The additional figures released by the Korea Centers for Disease Control and Prevention took the country’s total to 11,668 with 273 deaths.
The agency says 34 of the new cases were reported in the densely populated Seoul metropolitan area, where about half of South Korea’s 51 million people live.
The rise in infections linked to Seoul nightclubs and a large e-commerce warehouse was still far below the hundreds of new cases that were reported daily in late February and early March.
In other developments in the Asia-Pacific region:
FIVE NEW CASES IN CHINA: China on Friday reported five new confirmed coronavirus cases, all of them brought by Chinese citizens from outside the country. No new deaths were reported, and just 66 people remain in treatment. Another 299 are under isolation and monitoring. China has reported 4,634 deaths among 83,027 cases since the virus was first detected in the central city of Wuhan late last year. Despite criticism of its initial handling of the outbreak and allegations it withheld crucial information, China has repeatedly defended its record. Foreign ministry spokesman Zhao Lijian said Thursday that Beijing was committed to providing support to the World Health Organization, GAVI Alliance and other international organizations to ensure that vaccines are accessible and affordable in developing countries. The GAVI Alliance seeks to provide children in the world’s poorest countries with improved access to new and underused vaccines.
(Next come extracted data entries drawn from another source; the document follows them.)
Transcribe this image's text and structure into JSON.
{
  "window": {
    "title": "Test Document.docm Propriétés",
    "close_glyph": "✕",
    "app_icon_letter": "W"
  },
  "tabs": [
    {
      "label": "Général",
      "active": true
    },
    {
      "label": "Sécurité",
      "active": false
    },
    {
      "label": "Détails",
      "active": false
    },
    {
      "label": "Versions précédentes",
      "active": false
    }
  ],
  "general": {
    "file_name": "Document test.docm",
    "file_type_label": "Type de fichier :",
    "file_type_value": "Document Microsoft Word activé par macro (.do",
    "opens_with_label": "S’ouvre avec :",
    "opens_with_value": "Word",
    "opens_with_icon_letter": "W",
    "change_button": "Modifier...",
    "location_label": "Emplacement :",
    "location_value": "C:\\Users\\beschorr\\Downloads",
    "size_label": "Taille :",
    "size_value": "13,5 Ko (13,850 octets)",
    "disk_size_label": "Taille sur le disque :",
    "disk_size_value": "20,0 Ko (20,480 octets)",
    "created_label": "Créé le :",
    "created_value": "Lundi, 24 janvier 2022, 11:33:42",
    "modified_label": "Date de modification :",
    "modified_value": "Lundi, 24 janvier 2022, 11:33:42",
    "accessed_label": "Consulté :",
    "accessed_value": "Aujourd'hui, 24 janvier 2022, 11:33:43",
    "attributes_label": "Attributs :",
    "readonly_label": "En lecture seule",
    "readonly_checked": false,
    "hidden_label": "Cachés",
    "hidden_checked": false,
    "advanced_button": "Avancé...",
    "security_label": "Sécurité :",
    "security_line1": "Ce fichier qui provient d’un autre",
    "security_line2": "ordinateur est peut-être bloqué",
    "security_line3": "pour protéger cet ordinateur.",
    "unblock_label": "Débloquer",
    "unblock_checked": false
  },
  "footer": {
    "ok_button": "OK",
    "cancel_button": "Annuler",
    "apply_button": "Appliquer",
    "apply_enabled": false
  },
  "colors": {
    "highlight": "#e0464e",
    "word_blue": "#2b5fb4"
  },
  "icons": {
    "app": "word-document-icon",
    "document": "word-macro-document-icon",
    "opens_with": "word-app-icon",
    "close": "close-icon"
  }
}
Also Thursday, Premier Li Keqiang urged members of an anti-virus task force to redouble efforts to develop a vaccine and effective medications for COVID-19, saying some initial success had already been achieved in research and testing.
DUTERTE ANGERED BY AID DELAYS: President Rodrigo Duterte expressed relief that “Filipinos are really law-abiding” and that his country was not going through riots like America, which would make coronavirus quarantine enforcement formidable. Duterte made the remarks during a televised meeting Thursday night with key Cabinet officials, where he used expletives to express disgust over a range of quarantine problems. He particularly fumed over the delay in the delivery of promised financial help to the families of 32 health workers who died of COVID-19. Duterte wondered what was causing the problem, saying the Philippines wasn’t like the United States, where “there is a riot going all over and it seems to be that there is no end in sight.” Duterte renewed his threat to jail officials who steal cash aid meant for the poor. The Philippines has reported 20,382 coronavirus infections, including nearly 1,000 deaths.